Understanding the importance of engaging diverse stakeholders, I have carefully defined the organisation’s target audience. While my primary focus is on academia, media, funders, and potential partners, I also recognise the importance of reaching out to businesses involved in animal industries and the general public. By tailoring messaging to resonate with these diverse audiences, I aim to build a broad coalition of support for the organisation’s initiatives.

Projects underway

While progress on setting up the organisation continues, I have been actively engaged in several related projects. These include publishing news articles and opinion pieces on significant developments, such as the recent dog meat ban in South Korea. While acknowledging the importance of this milestone, which will end the breeding, slaughter and sale of dogs for their meat by 2027, my article urges a broader conversation that considers the largely unquestioned slaughter of billions of other animals for food every year. The article touches on the concept of speciesism which, I explain, results in the differential treatment of animals simply because of their membership of a particular group; an ideology that considers the lives and interests of some animals (or, often, all non-human animals) as less important or deserving of respect, simply because they belong to another species.

I have also initiated a Parliamentary petition to ban the import and sale of foie gras in New Zealand. The petition is a vehicle to raise awareness about the inhumane production methods of this ‘luxury’ product, as well as to highlight the double standard in allowing the import and sale of a product obtained using practices likely to be prohibited in New Zealand. Arguing that the import and sale of foie gras undermines and is inconsistent with the spirit of New Zealand’s Animal Welfare Act, the petition calls for legislation prohibiting the import and sale of this product. 

Such projects underscore my dedication to advocating for animals in New Zealand and internationally, and serve as precursors to the broader initiatives I envision undertaking through the organisation.


I am deeply grateful to CALS for recognising the potential of my GAP project, and for their continued and steadfast support. I am excited about the upcoming launch of the organisation, through which I look forward to continuing my work to help ensure animals receive the legal protections, and are treated with the dignity, they deserve.


About Bianka: Bianka is a passionate advocate for systemic change that improves protections for animals. She is the first New Zealander to graduate with an Animal Law LLM from Lewis & Clark Law School’s Center for Animal Law Studies, where she was the Brooks Institute for Animal Rights Law and Policy International Scholar. Bianka has researched and published on a range of animal law issues, including international wildlife law, aquatic animal protection, the live animal export trade, and the link between domestic violence and animal abuse. Bianka enjoys engaging with the global animal law community and working collaboratively to use the law strategically and creatively to achieve justice for all animals.

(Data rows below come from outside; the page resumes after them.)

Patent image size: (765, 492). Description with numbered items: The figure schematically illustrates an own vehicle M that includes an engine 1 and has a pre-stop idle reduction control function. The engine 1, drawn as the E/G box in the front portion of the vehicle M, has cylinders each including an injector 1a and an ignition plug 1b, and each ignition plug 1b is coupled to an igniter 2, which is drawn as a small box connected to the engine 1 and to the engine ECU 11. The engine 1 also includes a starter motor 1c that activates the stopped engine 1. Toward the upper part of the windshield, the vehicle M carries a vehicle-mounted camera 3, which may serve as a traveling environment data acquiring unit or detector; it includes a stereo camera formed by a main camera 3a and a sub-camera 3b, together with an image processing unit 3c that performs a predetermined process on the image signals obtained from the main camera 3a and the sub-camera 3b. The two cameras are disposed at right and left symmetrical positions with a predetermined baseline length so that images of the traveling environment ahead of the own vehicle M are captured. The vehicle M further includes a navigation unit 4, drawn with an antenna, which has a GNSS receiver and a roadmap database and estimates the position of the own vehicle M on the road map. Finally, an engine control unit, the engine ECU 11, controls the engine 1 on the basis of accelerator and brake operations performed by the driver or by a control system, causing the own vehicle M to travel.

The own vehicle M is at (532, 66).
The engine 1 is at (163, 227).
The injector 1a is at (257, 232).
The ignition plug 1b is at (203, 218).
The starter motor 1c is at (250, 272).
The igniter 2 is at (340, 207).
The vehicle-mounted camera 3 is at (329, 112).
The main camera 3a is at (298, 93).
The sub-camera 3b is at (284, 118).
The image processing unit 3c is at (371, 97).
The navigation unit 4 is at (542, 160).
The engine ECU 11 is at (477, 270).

The Center for Animal Law Studies (CALS) was founded in 2008 with a mission to educate the next generation of animal law advocates and advance animal protection through the law. With vision and bold risk-taking, CALS has since developed into a world-renowned animal law epicenter. CALS’ Alumni-in-Action from over 25 countries are making a difference for animals around the world. CALS is a nonprofit organization funded through donations and grants.